Maria heeft een recept gevonden waar ze wel voor naar Breukelen moet. Ze besluit op de fiets te gaan, want het is heerlijk weer. Als ze net buiten Kockengen is, wordt het ineens heel mistig. Waar komt dat nu vandaan? Het voelt niet als een gewone mist, niet vochtig en eerder warm. Ze fietst nog een stukje door en na 500 meter trekt de mist net zo snel weg als dat hij gekomen is en schijnt de zon weer volop.
De hoge brug is, sinds ze haar electrische fiets heeft geen probleem meer, de uitvinder hiervan zou ze wel een prijs gunnen voor één van de betere uitvindingen van de afgelopen tijd.
Een fietser rijdt rakelings langs haar, ze schrikt en vliegt bijna de kant in. Wat een gek! Het lijkt wel of de mensen geen tijd meer hebben om rustig langs iemand te fietsen. Even later fietst er weer iemand heel dicht langs haar. Hij raakt zelfs haar arm heel hard, maar zegt niets en rijdt gewoon door alsof er niets gebeurd is. Het moet niet gekker worden. Eenmaal in het dorp zegt ze verschillende mensen gedag, maar niemand reageert. Het lijkt alsof ze haar niet zien. In de supermarkt spreekt ze diverse medewerkers aan om te vragen waar dat ligt wat ze nodig heeft, maar niemand reageert, ze lopen gewoon door.
Maria voelt zich steeds ongemakkelijker worden. Na alle paden dan maar zelf doorgelopen te zijn, vindt ze tot haar opluchting, in het één-na-laatste pad wat ze nodig heeft.

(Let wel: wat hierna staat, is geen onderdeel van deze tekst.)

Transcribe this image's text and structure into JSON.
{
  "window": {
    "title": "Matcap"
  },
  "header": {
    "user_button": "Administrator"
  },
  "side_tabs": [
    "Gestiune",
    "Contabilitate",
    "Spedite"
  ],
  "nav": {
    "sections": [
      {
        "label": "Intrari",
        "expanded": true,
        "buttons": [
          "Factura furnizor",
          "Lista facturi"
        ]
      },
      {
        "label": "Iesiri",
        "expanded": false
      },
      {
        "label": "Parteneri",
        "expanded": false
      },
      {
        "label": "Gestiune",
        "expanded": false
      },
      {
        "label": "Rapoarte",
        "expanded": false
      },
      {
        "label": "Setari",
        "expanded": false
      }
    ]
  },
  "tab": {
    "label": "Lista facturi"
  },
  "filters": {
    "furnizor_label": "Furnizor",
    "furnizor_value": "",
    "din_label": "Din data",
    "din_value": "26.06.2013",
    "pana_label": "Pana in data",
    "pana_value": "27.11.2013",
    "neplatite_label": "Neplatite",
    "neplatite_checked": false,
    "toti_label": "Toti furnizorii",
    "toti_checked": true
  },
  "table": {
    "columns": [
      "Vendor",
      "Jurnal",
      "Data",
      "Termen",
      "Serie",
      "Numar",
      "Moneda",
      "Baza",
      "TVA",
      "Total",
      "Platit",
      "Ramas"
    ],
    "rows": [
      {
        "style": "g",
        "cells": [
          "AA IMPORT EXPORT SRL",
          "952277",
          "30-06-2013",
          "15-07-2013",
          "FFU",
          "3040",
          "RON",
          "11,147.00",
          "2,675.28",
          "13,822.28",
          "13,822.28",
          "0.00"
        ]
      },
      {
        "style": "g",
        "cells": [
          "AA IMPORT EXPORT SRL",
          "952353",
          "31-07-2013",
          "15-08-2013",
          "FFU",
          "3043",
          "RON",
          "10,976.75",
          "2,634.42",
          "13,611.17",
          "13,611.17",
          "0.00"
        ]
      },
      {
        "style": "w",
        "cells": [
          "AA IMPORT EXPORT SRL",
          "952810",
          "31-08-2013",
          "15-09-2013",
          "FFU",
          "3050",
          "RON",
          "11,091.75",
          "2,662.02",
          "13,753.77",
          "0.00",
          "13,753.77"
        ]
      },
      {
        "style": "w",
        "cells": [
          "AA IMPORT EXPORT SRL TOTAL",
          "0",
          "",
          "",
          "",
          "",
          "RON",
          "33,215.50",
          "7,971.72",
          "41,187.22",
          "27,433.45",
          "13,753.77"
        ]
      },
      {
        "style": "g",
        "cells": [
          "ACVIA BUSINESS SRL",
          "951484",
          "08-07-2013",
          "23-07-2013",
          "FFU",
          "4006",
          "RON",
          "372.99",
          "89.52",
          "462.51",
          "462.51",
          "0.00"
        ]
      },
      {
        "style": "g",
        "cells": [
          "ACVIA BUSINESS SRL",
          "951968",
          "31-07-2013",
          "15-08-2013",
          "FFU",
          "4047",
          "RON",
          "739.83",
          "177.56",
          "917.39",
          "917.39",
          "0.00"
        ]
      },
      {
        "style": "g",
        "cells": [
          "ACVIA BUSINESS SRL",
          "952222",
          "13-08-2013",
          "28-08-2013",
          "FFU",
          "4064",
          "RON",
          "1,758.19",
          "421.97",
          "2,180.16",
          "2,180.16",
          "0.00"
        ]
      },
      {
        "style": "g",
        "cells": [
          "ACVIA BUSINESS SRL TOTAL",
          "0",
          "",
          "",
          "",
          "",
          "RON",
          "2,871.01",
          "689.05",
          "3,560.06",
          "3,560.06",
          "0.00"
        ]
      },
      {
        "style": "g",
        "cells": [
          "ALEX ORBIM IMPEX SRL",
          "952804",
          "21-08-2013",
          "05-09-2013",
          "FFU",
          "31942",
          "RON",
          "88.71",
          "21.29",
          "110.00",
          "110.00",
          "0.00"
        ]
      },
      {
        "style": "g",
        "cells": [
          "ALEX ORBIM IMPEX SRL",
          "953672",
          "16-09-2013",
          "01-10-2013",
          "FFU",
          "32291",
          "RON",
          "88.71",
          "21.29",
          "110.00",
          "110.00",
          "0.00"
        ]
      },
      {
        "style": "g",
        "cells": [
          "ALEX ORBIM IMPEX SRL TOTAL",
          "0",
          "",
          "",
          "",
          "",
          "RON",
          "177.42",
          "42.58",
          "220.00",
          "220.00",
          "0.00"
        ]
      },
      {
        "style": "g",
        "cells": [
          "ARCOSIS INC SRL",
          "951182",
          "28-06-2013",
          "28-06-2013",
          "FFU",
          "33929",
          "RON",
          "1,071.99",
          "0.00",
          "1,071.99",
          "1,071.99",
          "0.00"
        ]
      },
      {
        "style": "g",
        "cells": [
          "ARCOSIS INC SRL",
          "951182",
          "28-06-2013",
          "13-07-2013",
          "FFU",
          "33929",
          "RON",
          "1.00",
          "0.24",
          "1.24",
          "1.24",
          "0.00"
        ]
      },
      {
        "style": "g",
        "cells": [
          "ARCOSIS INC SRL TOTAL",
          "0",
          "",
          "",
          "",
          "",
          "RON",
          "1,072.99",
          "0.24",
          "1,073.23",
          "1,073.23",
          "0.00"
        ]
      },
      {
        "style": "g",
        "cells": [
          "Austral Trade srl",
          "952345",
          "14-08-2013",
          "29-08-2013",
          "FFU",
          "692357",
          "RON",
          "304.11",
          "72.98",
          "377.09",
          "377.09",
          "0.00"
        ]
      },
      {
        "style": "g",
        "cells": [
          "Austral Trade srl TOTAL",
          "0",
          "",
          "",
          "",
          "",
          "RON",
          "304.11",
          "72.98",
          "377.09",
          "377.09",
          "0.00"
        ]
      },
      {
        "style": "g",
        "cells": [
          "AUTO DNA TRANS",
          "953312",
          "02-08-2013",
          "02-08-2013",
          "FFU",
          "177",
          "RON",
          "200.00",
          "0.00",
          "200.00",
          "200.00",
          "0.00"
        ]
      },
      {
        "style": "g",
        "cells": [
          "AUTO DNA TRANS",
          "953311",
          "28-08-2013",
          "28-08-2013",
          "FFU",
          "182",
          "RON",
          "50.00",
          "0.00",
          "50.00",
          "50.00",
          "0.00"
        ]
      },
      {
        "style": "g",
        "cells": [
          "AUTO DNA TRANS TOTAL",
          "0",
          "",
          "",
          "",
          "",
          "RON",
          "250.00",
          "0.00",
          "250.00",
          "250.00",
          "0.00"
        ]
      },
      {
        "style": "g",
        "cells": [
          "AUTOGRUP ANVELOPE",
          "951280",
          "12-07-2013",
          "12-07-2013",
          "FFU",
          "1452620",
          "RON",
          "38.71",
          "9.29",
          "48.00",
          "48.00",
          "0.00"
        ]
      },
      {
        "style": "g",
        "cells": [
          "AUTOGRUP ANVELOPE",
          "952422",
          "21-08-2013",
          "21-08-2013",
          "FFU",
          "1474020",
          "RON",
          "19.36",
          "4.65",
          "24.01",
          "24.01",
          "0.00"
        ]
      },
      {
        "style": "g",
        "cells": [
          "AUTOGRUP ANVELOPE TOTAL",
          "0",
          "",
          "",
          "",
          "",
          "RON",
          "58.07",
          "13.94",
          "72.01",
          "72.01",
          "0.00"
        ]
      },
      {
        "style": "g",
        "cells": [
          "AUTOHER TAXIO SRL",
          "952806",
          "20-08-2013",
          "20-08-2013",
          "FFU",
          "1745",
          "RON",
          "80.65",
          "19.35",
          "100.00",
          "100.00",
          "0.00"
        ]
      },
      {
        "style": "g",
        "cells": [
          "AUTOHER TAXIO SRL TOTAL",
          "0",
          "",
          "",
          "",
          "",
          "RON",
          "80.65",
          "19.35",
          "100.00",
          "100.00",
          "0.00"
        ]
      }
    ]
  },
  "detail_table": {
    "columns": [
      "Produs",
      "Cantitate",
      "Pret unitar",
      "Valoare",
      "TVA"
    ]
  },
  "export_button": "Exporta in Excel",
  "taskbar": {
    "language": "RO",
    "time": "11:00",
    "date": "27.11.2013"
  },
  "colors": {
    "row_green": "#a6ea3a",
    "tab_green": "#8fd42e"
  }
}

Bij de kassa gebeurd echter weer hetzelfde, de caissiere reageert niet op haar, ze kijkt letterlijk dwars door haar heen naar de vrouw achter haar. Verbouwereerd loopt Maria door, stopt het gekochte in haar tas en gaat richting de uitgang. Daar ziet ze een hele grote kaart hangen. Een kaart van Breukelen en omgeving. Ze ziet Maarssen, Abcoude, Loenen, Nieuwersluis. Zelfs Vleuten en Wilnis staan er op, maar daartussen, ter hoogte van Kockengen, is een grijsgroenige vlek, het lijkt wel een soort moeras. Naast de kaart hangt een legenda. Haar ogen gaan op zoek naar de betekenis van de grijsgroenige kleur. ‘Onbekend, gevaarlijk terrein’ staat er. ‘Onbekend, gevaarlijk terrein’? Wat wordt daar nu mee bedoeld? Ze probeert nogmaals contact met een medewerker te zoeken om het te vragen, maar ook deze vrouw loopt straal langs haar heen.
Wat is hier aan de hand? Maria besluit naar Van Kralingen, de boekhandel, te gaan. Kijken of ze daar iets kan vinden wat meer duidelijkheid geeft. Daar vindt ze nog meer kaarten waarop Kockengen niet staat en boeken over Stichtse Vecht, zonder vermelding van Kockengen. Op de computer die daar staat googled ze op Kockengen en vindt ze helemaal niets, geen enkele informatie. Het lijkt alsof Kockengen helemaal niet bestaat en nooit bestaan heeft en alsof zij ook niet bestaat voor de mensen hier.
Met een raar onbestemd gevoel gaat Maria naar haar fiets, doet haar tas in haar fietstas en fietst richting Kockengen. Op dezelfde plek als op de heenweg is er weer de opvallende mist. 500 meter verder is de mist weggetrokken en ziet ze Kockengen liggen. Zo snel als ze kan fietst ze naar huis en gaat, nadat ze het gekochte in de koelkast heeft gelegd, op de bank zitten.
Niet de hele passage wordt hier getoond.